Oglądam prognozy pogody i wyczekuje poprawy,pocieszam się jeszcze tym,ze ponoć za dwa miesiace mam mieć nowych sąsiadów.Blisko,niecały kilometr drogi.Odkąd tu mieszkam zupełnie inaczej mierzę  odległosć,ta fizyczną i mentalną.

6 komentarzy:

  1. Powiem prosto z mostu- nie zazdroszcze...Osobiscie uwazam, ze nie ma nic gorszego niz idealizowanie macierzynstwa, to wspaniale jest byc rodzicem, miec z milosci ( teoretycznie) narodzony cud - owoc milosci ale... no wlasnie idealnie nie jest i chyba nigdy nie bedzie...
    Dom na wsi pieknie wyglada latem, wiosna na urlopie i cudownych ksiazkach pisanych dla mieszczuchow- ale ta przyjemnosc ma rowniez druga strone medalu- wiem, bo sama prawie 20 lat mieszkalam w miscinie, ktora w ciagu 20 min, moglam przejsc...Przepraszam, ze pisze moze tak krytycznie- choc dla mnie to obiektywizm...wiem jedno, dbaj o siebie, jesli czujesz taka potrzebe jedz do mamy, wybyj na kilka dni, nabiesz powietrze w zagle- bo szkoda abys zmarniala jak kwiat na pustyni...
    Pozdrawiam serdecznie- sily i dobrych decyzji zycze!!

    OdpowiedzUsuń
  2. Kochana, zdecydowanie potrzebny Ci samochod! Co Twoj Ony sobie mysli, zeby pozbawiac Cie mozliwosci ruszenia sie z domu?! Skazujac Cie na towarzystwo pieprznietej szwagierki w dodatku!?
    Niestety, wies jest piekna i super miec dom z ogrodem. Ale to wszystko pod warunkiem, ze ma sie komfort wlasnego pojazdu, zeby moc w kazdej chwili wyrwac sie z tego "sielskiego" otoczenia...

    Moj maz tez byl strasznie przeciwko zlobkowi. Przeciw opiekunce w zasadzie tez, dopoki kolega z pracy nie polecil mu Pani, do ktorej chodzila juz jego druga corka. Tyle, ze u nas M. wiedzial, ze MUSZE pracowac, bo z jednej pensji nie wyzyjemy, wiec podjal inicjatywe i przeniosl sie na nocna zmiane zeby w dzien zajmowac sie dziecmi...

    OdpowiedzUsuń
  3. No widzę, ze różowo nie masz :( My z T. długo rozważaliśmy temat: szeregówka w cywilizacji, czy domek na odludziu i wygrała pierwsza opcja. I po tym co piszesz widzę, że była to dobra decyzja. Zwłaszcza jak masz takie towarzystwo. A czemu nie wyskoczysz do rodziny na trochę ?

    OdpowiedzUsuń
  4. Wpadłam z rewizytą ;) Witam się zatem i napiszę tylko tyle na początek- znam to, przechodziłam to samo, choć na wsi nie mieszkam i miałam rodzinę przy sobie, ale były kolki, brak snu i odpoczynku, uziemienie w domu i inne problemy. A gdy na dodatek jak Syn miał prawie pół roku, na 3miesiące wylądowałam z Małym zagranicą, a mąż całymi dniami był w pracy i ja siedziałam z dzieckiem w domu sama, myślałam, że w głowę dostanę.. I wtedy to macierzyństwo nie wydawało mi się takie słodkie i piękne.

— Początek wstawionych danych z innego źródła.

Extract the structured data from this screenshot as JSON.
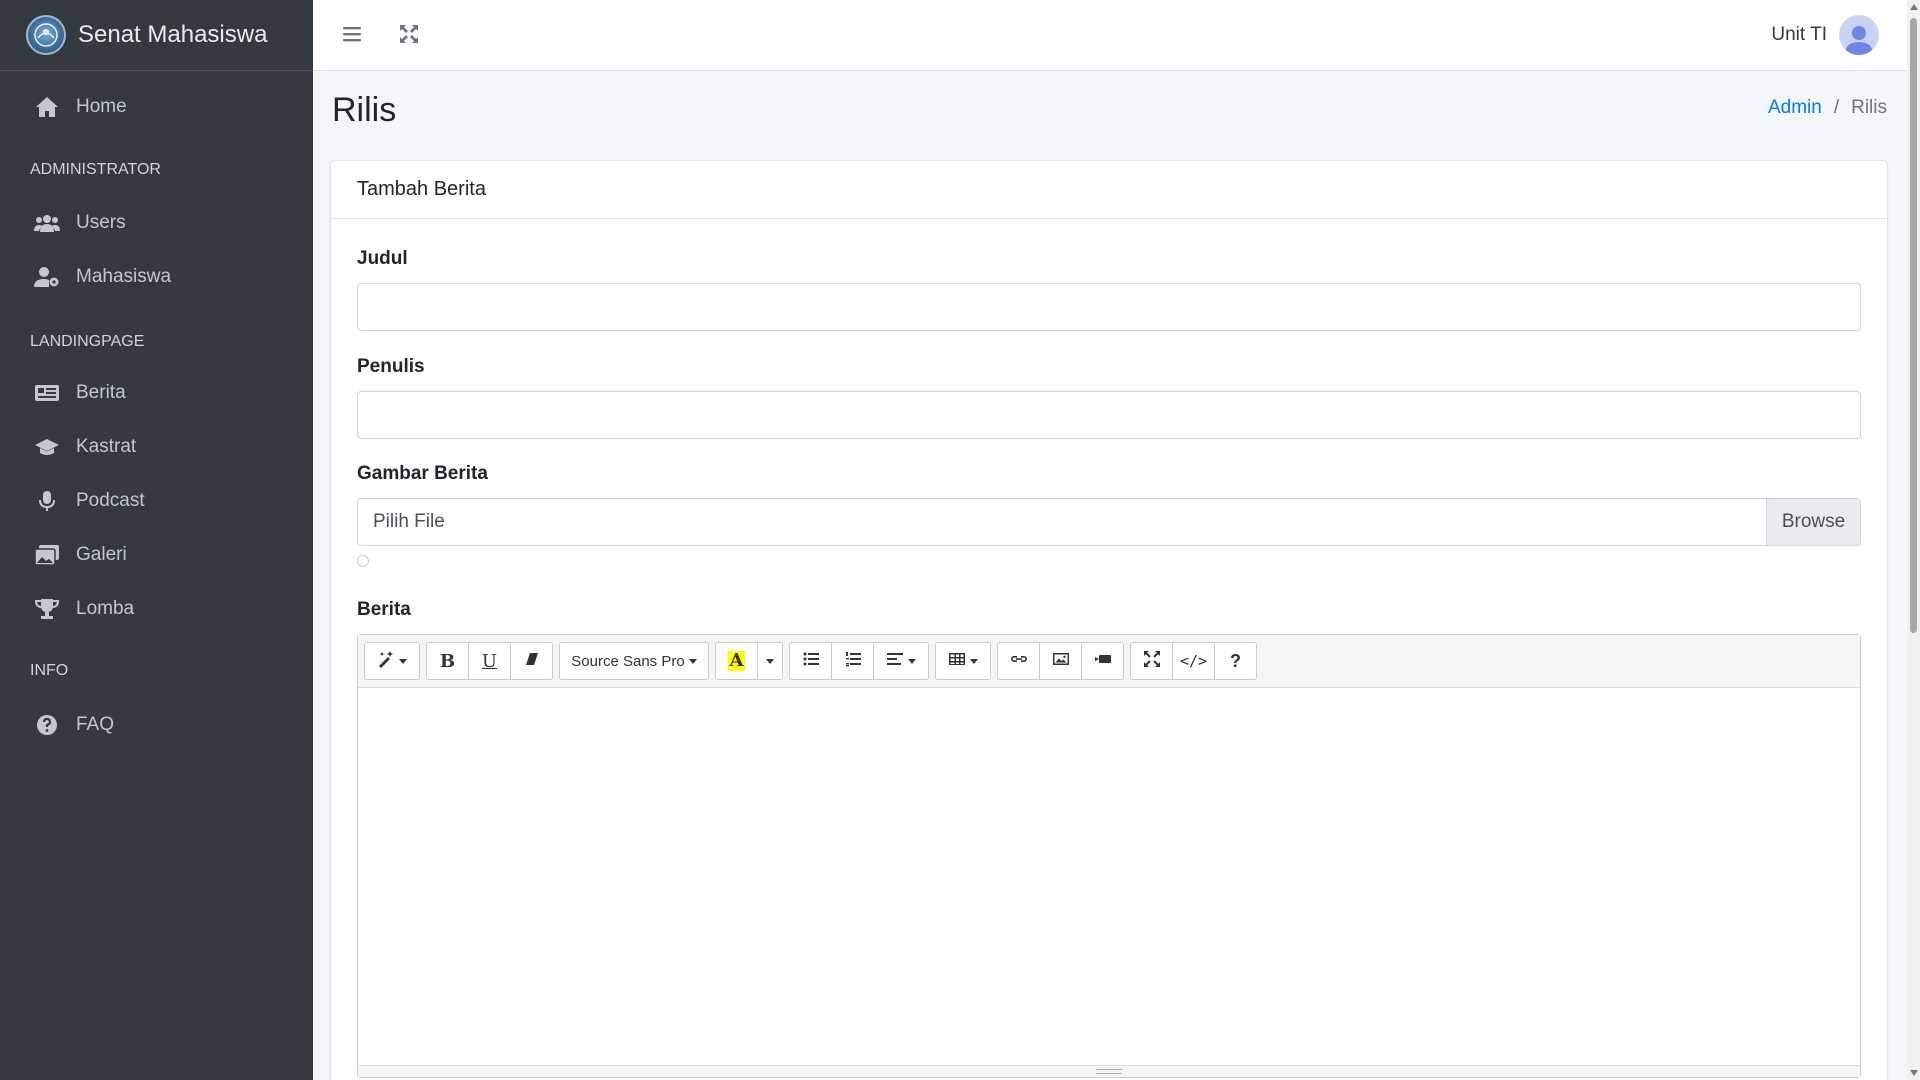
{
  "brand": {
    "name": "Senat Mahasiswa"
  },
  "sidebar": {
    "home": {
      "label": "Home",
      "icon": "home-icon"
    },
    "sections": [
      {
        "header": "ADMINISTRATOR"
      },
      {
        "header": "LANDINGPAGE"
      },
      {
        "header": "INFO"
      }
    ],
    "items": [
      {
        "label": "Users",
        "icon": "users-icon"
      },
      {
        "label": "Mahasiswa",
        "icon": "user-cog-icon"
      },
      {
        "label": "Berita",
        "icon": "newspaper-icon"
      },
      {
        "label": "Kastrat",
        "icon": "graduation-cap-icon"
      },
      {
        "label": "Podcast",
        "icon": "microphone-icon"
      },
      {
        "label": "Galeri",
        "icon": "images-icon"
      },
      {
        "label": "Lomba",
        "icon": "trophy-icon"
      },
      {
        "label": "FAQ",
        "icon": "question-circle-icon"
      }
    ]
  },
  "topbar": {
    "menu_icon": "hamburger-icon",
    "fullscreen_icon": "expand-icon",
    "user_name": "Unit TI"
  },
  "page": {
    "title": "Rilis",
    "breadcrumb": [
      "Admin",
      "/",
      "Rilis"
    ]
  },
  "card": {
    "title": "Tambah Berita",
    "fields": {
      "judul": {
        "label": "Judul",
        "value": ""
      },
      "penulis": {
        "label": "Penulis",
        "value": ""
      },
      "gambar": {
        "label": "Gambar Berita",
        "placeholder": "Pilih File",
        "button": "Browse"
      },
      "berita": {
        "label": "Berita"
      }
    },
    "editor": {
      "font_name": "Source Sans Pro",
      "highlight_color": "#ffff00"
    }
  }
}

    Ale to wszystko minie zobaczysz. Będzie lepiej, z każdym miesiącem lżej i ciekawiej ;)

    OdpowiedzUsuń
  5. Podziwiam Cię. Ja już dawno poddałabym się i wywiała do rodziny na długie tygodnie, jeśli nie miesiące. Nie będzie lepiej a wyszukiwanie kolejnych pierwiosnków, które niby tchną pozytywną energię w końcu się skończy. Ciśnie Ciebie życie. Dusisz się. Z życia pełnego ludzi, słońca, samodzielności i wolności ugrzęzłaś w niewidzialnej klatce... Ratuj siebie i dziecko...nim zupełnie zamkniesz sobie drogę powrotu, choćby do życia zawodowego. I samodzielności.

    OdpowiedzUsuń
  6. Wiesz co, gdy jest mi czasem źle tu gdzie jestem to po prostu jadę. Do siostry, do rodziców, do koleżanki, albo gdzieś do miasta do centrum handlowego, a jeszcze lepiej do jakiegoś parku. Zdecydowanie potrzebny Ci samochód i możliwość takiego wyjazdu w każdej chwili. Myślę, że córeczka też byłaby szczęśliwa gdyby zobaczyła inne twarze, mamę zadowoloną i uśmiechniętą :)
    Popieram Monikę, dusisz się i to widać na odległość. Nie możesz tak żyć bo wciąż siebie unieszczęśliwiasz. W życiu chodzi o to aby dążyć do szczęścia.